William died at Caversham on a May morning  with the windows open and his grieving family around his bed this very week 792 years ago, and as evidenced here in this gathering he is still remembered and honoured at Cartmel, the Priory he founded on his return from Jerusalem.
The Histoire finishes: here ends the story of the Earl's life, and may God grant that his soul rest in eternal glory in the company of his angels! Amen

But the story doesn't end there, because William’s memory has lived on down the centuries. His name has become a byword for honour and chivalry, for  loyalty, for decency and compassion. He was a great man in his time, and he remains a great one even now, perhaps even more so because there are so many more people in the world than there were in his day, and in reading about him, they can reach out and be inspired by his values. In writing my own novels about his life, I hope I have done him justice.

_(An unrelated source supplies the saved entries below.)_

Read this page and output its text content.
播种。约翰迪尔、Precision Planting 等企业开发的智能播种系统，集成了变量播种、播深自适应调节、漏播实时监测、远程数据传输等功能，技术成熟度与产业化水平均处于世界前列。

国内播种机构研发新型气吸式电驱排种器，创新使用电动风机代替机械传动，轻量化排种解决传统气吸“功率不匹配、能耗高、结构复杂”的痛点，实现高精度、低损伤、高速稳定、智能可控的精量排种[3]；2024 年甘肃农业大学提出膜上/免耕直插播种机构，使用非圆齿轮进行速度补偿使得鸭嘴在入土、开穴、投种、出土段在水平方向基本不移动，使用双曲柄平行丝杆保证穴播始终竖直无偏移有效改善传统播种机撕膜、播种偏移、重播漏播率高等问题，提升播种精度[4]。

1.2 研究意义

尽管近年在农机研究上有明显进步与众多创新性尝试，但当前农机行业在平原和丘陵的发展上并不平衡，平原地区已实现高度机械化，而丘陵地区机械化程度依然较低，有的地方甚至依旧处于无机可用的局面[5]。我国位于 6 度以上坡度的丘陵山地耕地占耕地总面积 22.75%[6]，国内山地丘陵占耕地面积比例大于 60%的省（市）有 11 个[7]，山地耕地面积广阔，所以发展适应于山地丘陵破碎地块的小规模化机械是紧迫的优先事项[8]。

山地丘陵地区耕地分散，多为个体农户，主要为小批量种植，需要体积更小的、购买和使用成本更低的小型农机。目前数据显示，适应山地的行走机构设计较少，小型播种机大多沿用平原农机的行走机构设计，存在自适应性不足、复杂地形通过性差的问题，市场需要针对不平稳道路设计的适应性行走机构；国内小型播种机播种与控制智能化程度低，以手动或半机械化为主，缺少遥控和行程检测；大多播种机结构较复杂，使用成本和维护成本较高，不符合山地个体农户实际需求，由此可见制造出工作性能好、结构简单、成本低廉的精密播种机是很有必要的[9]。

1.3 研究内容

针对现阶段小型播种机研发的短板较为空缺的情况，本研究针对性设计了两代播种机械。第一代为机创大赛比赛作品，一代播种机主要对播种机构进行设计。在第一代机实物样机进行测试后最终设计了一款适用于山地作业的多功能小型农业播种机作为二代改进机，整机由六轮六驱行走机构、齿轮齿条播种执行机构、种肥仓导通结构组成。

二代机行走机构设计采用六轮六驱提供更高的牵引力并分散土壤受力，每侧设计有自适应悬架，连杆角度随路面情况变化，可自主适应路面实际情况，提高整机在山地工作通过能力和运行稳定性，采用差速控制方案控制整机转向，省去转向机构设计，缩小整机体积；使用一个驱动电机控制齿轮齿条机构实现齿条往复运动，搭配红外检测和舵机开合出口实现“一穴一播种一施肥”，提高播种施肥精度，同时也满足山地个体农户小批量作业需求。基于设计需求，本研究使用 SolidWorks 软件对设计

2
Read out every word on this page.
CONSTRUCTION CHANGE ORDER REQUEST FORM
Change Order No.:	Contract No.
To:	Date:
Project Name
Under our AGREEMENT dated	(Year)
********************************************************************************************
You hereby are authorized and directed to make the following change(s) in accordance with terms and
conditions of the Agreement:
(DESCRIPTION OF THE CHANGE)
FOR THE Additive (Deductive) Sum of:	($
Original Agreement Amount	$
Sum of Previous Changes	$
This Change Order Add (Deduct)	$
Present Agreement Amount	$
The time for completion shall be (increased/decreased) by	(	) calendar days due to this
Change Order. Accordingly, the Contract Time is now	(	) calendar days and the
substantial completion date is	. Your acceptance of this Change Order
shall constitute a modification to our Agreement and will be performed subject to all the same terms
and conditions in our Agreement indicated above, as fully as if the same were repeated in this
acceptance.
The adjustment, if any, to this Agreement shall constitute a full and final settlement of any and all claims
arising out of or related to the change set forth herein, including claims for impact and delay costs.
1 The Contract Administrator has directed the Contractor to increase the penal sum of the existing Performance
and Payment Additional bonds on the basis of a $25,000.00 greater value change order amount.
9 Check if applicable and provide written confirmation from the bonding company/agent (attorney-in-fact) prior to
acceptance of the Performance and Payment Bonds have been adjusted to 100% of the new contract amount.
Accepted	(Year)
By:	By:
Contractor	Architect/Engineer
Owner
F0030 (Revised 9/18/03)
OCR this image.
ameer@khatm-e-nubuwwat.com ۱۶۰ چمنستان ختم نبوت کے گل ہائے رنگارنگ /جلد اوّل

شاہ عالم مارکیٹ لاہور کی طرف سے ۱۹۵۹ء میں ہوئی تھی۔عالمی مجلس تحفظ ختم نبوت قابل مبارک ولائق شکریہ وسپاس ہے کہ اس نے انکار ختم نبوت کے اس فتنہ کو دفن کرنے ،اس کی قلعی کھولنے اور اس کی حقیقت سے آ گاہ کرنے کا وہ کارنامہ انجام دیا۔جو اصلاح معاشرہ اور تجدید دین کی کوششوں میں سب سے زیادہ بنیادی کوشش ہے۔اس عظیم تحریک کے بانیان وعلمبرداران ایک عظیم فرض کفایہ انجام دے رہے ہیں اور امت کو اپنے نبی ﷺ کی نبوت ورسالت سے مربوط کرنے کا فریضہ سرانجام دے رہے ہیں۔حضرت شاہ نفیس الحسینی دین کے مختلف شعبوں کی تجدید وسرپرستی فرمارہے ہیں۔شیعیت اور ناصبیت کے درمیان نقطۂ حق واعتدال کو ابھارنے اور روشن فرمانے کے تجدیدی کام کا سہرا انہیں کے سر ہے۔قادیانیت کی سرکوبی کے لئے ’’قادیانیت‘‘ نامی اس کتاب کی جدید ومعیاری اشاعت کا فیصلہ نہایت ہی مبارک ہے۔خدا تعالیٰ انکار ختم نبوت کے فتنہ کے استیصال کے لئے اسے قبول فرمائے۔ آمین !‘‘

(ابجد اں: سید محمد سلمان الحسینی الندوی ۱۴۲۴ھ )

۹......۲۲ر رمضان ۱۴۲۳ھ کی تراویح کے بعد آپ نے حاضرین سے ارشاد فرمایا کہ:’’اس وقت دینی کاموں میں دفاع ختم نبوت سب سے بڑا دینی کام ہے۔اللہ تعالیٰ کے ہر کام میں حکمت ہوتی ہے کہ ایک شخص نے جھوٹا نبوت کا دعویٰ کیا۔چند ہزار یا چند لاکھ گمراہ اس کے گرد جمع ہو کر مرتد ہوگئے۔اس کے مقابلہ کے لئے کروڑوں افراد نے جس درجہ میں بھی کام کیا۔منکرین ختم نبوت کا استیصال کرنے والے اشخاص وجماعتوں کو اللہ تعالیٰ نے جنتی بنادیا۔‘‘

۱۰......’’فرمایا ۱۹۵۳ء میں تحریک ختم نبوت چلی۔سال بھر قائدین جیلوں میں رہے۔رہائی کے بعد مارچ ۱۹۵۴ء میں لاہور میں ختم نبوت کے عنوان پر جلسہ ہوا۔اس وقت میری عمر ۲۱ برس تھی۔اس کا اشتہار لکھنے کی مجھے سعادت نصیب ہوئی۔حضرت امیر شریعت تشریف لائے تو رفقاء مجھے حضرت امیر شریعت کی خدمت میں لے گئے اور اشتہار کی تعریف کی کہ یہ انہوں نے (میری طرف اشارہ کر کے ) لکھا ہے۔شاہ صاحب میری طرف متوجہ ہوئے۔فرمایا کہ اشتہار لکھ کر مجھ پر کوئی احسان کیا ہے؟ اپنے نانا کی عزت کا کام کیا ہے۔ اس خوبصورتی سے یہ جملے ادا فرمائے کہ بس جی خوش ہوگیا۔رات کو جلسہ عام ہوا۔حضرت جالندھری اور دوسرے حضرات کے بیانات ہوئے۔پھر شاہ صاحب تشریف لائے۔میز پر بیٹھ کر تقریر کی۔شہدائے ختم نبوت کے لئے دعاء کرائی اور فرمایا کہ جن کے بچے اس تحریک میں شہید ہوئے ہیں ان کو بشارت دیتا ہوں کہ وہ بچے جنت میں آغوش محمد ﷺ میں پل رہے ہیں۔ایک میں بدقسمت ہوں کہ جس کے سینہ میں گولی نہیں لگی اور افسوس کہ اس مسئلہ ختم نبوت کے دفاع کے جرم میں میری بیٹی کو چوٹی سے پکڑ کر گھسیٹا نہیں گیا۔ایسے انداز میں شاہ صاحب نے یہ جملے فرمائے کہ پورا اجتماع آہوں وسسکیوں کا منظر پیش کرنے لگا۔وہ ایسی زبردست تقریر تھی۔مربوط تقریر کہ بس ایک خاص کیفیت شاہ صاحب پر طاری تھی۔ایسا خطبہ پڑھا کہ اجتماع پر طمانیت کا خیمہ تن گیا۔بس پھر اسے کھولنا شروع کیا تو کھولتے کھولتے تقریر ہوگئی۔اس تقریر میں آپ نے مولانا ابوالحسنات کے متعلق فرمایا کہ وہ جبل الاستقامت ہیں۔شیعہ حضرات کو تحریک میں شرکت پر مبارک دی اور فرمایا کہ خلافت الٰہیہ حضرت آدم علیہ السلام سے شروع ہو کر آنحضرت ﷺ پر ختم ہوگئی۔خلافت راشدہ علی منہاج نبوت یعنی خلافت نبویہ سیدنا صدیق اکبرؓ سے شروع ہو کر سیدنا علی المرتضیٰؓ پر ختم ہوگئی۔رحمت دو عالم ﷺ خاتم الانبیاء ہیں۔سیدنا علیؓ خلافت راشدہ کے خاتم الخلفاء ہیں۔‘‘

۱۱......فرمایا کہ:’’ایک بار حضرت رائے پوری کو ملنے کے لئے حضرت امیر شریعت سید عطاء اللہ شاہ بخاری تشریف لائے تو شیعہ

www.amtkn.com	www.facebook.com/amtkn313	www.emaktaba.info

The Histoire reaches out across the centuries to the author in me and says. ‘Nobody seeking to make a living from writing should put in his book anything which is not strictly necessary or which is extraneous to the matter in hand.’
I hope none of this has been extraneous.  I wanted to share and celebrate with you the life of the founder of Cartmel Priory, and I hope I have given you William Marshal.  The Greatest Knight, and the finest man.’